Chapitre trois ― Guillaume

36 4 0
                                    

Il y a quinze ans

« Guillaume, fais ci ».

« Guillaume, fais ça ».

« Dis, Guillaume, tu peux m'aider ? »

« Je te laisse t'occuper de l'accueil Guillaume ».

« Dis-moi Guillaume, tu n'aurais pas dépassé ton temps de pause ? »

Je peste contre mon patron, ne supportant plus de l'entendre m'alpaguer toutes les douze secondes. Il n'est pas méchant, juste empoté et mauvais dans ce qu'il fait. Il ne sait pas se débrouiller sans moi et estime que je suis son « homme à tout faire ». Je travaille dans son camping pour l'été et je pense que je vais devoir lui payer une thérapie lorsque je serai parti.

Après avoir accueilli les derniers vacanciers, et donc expliqué une bonne vingtaine de fois le plan du camping, Bruno veut que j'aille vérifier que le pot d'accueil de ce soir sera prêt à l'heure. Je n'ai jamais compris le principe de faire un pot d'accueil le samedi soir, personne ne sympathise jamais et on se regarde tous dans le blanc des yeux comme des crevettes dans une poissonnerie.

Je me balade dans les allées et croise le groupe d'amis qui est venu récupérer ses clés tout à l'heure. Je reconnais vaguement des cheveux blonds mais surtout la jeune femme qui a fini par remplacer son pote lorsqu'il a détalé comme un lapin. J'ai rarement vu un gars aussi timide.

― Kim, putain, viens nous aider à monter les tentes au lieu de chanter, grogne un mec baraqué qui doit faire deux fois mon poids.

Il s'adresse à la jeune fille que j'ai reconnue ‒ Kim donc ‒ et vu leur ressemblance, je ne pense pas me tromper en disant qu'ils sont frère et sœur. Elle ne l'écoute pas et chante un peu plus fort.
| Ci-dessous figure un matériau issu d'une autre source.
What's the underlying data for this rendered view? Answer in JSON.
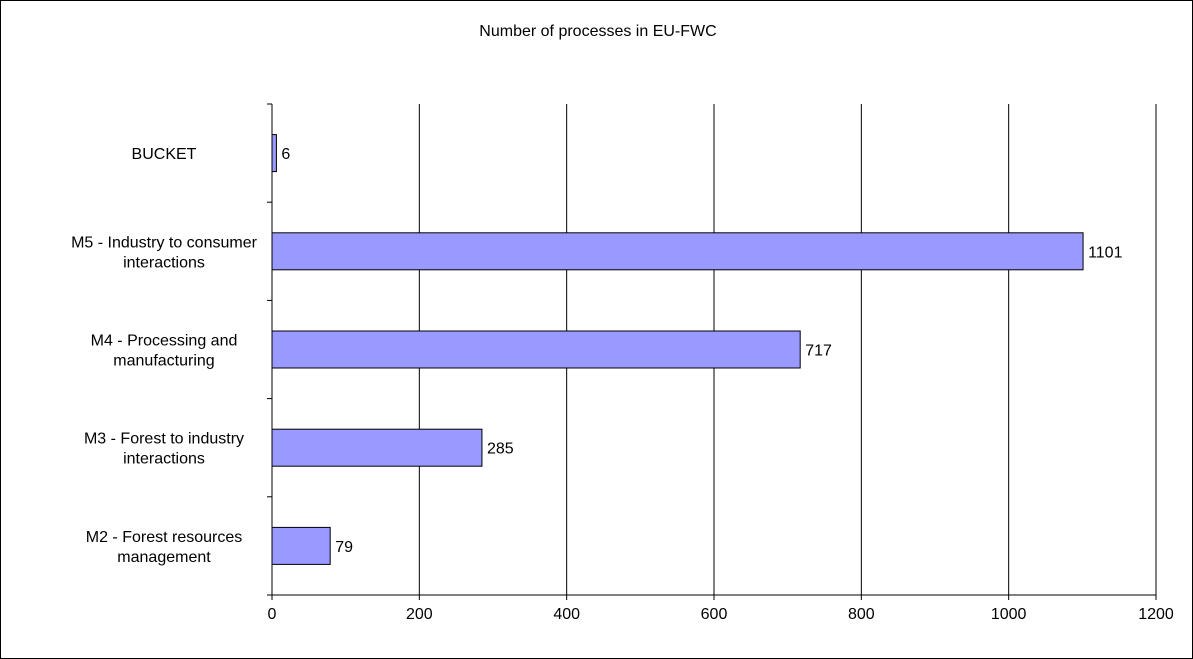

Finalement, mon métier consiste aussi à venir en aide aux vacanciers, alors je m'avance en trottinant vers eux. La dénommée Kim se redresse d'un coup et me sert son deuxième plus beau sourire.

― Je peux vous aider si vous voulez ! proposé-je.

Des regards emplis d'espoir se tournent vers moi et je rigole doucement. Je me sens comme le Père Noël un vingt-cinq décembre.

― Elio, tu peux lui donner la notice pour monter les tentes s'il te plaît ?

C'est une jeune fille blonde qui vient de parler mais je n'ai aucune idée de la personne à qui elle s'adresse. Parce que là, personne ne se sent concerné. Et puis, le premier petit blondinet de l'accueil me tend la notice et repart dans l'autre sens. Je n'ai toujours pas vu son regard mais visiblement, discuter c'est pas trop son truc.

Il m'a fallu une dizaine de minutes pour monter les tentes. En échange, ils m'ont promis une bière pour me remercier. Après ça, je suis retourné au bar du camping, vérifier l'avancée du pot d'accueil.

Mes collègues sont en train de faire des pyramides de gobelets, comme si c'était l'élément essentiel pour une soirée réussie. On vérifie ensemble que toutes les boissons sont bien maintenues au frais et qu'il y aura assez de trucs à manger si jamais tous les nouveaux vacanciers se pointent. Qu'on se le dise, ça n'arrivera jamais.

J'accroche ensuite l'énorme banderole où est écrit « bienvenue ! ». C'est Bruno qui a insisté pour qu'on la mette. Perso, je la trouve horriblement laide mais encore une fois, je ne suis là que pour l'été donc mon avis, on s'en fout.

Apparemment, il y a un spectacle de prévu et je suis bien content de ne pas en faire partie. Je danse comme un balai-brosse et je ne sais pas improviser. Et puis avoir tous ces regards braqués sur moi, non merci. Autant m'enterrer dans un trou.